Closed SUDA-HLT-ywfang closed 7 months ago
Hi, thanks for your interest! We are a bit different from Jacobi decoding. And the number in fugure 5 shows a relative posision (assuming the input is position 0).
Thank you for your reply! I'm still a little bit confused.
Hi,
In Figure 5, position 6 in red actually attends to position 5 in green (as the red arrow), instead of position 5 in red (as the green arrow). Why is that, considering that position 5 in red is the latest iteration result? So, you can get a more accurate trajectory by attention like this?
Hi @FrankCast1e , my idea is that the red 6 is generated by the sequence: some 3, orange 4, green 5. This makes a strong local relation if these 3,4,5 tokens can form an n-gram phase. In this turn, we can use orange 4, green 5, and red 6 to generate the next token to form another meaningful n-gram. If you use red 5 as the previous token of red 6, I think it does not make much sense as the red 6 has no relationship with red5, and it may not generate a meaningful n-gram. And, if you change the last token of red 6, which will be the last token of red 5? I think it should be carefully investigated and form another substitute solution.

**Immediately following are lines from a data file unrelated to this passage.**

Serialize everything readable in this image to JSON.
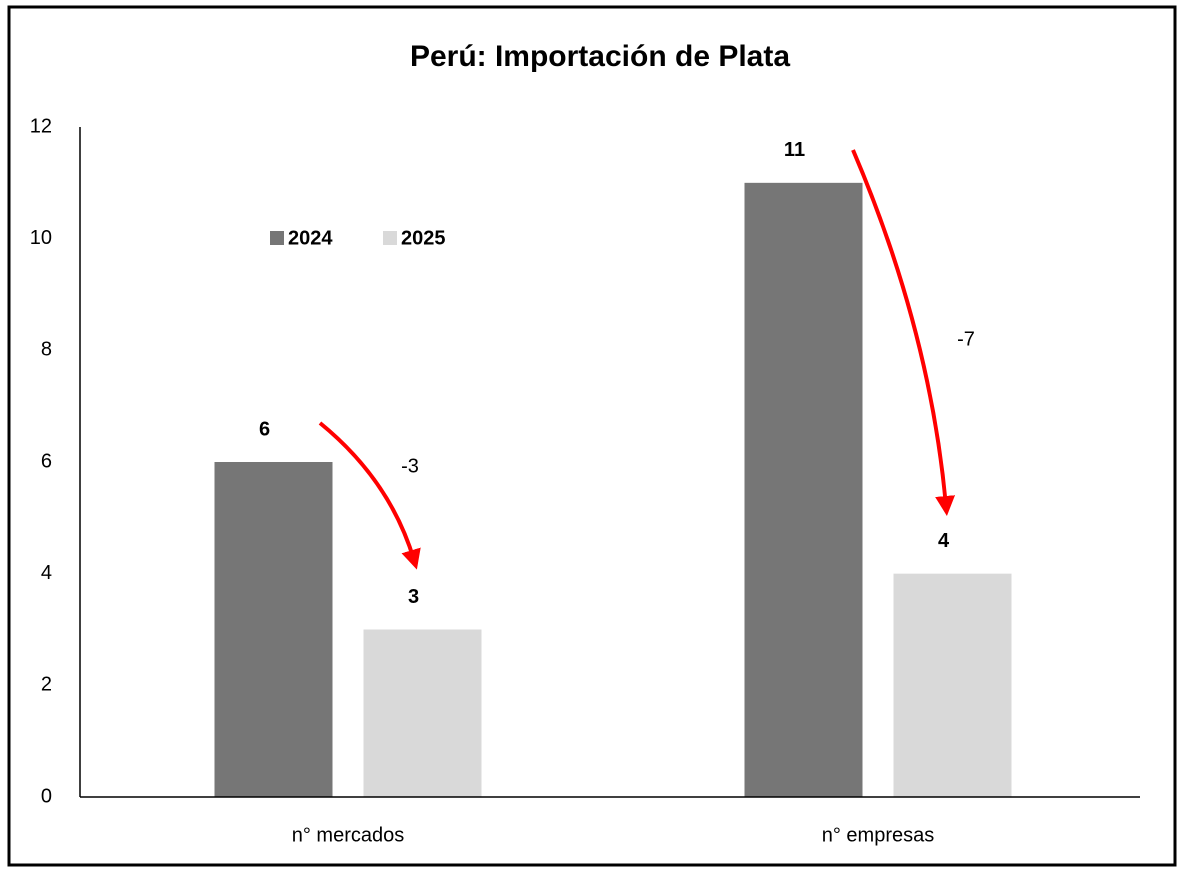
{
  "chart_data": {
    "type": "bar",
    "title": "Perú: Importación de Plata",
    "categories": [
      "n° mercados",
      "n° empresas"
    ],
    "series": [
      {
        "name": "2024",
        "color": "#767676",
        "values": [
          6,
          11
        ]
      },
      {
        "name": "2025",
        "color": "#d9d9d9",
        "values": [
          3,
          4
        ]
      }
    ],
    "ylim": [
      0,
      12
    ],
    "yticks": [
      0,
      2,
      4,
      6,
      8,
      10,
      12
    ],
    "grid": false,
    "legend": "upper left",
    "annotations": [
      "-3",
      "-7"
    ]
  }
}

Thank you very much for your explanation! I totally get the idea right now.
Hi! In Figure 5 of the blog, it seems like tokens of the current iteration attend to tokens from previous iterations. For example, the token at position 6 in red attends to token at position 5 in green. But in Jacobi decoding, is it supposed to attend to tokens from the current iteration? That is: the token at position 6 in red attends to token at position 5 in red.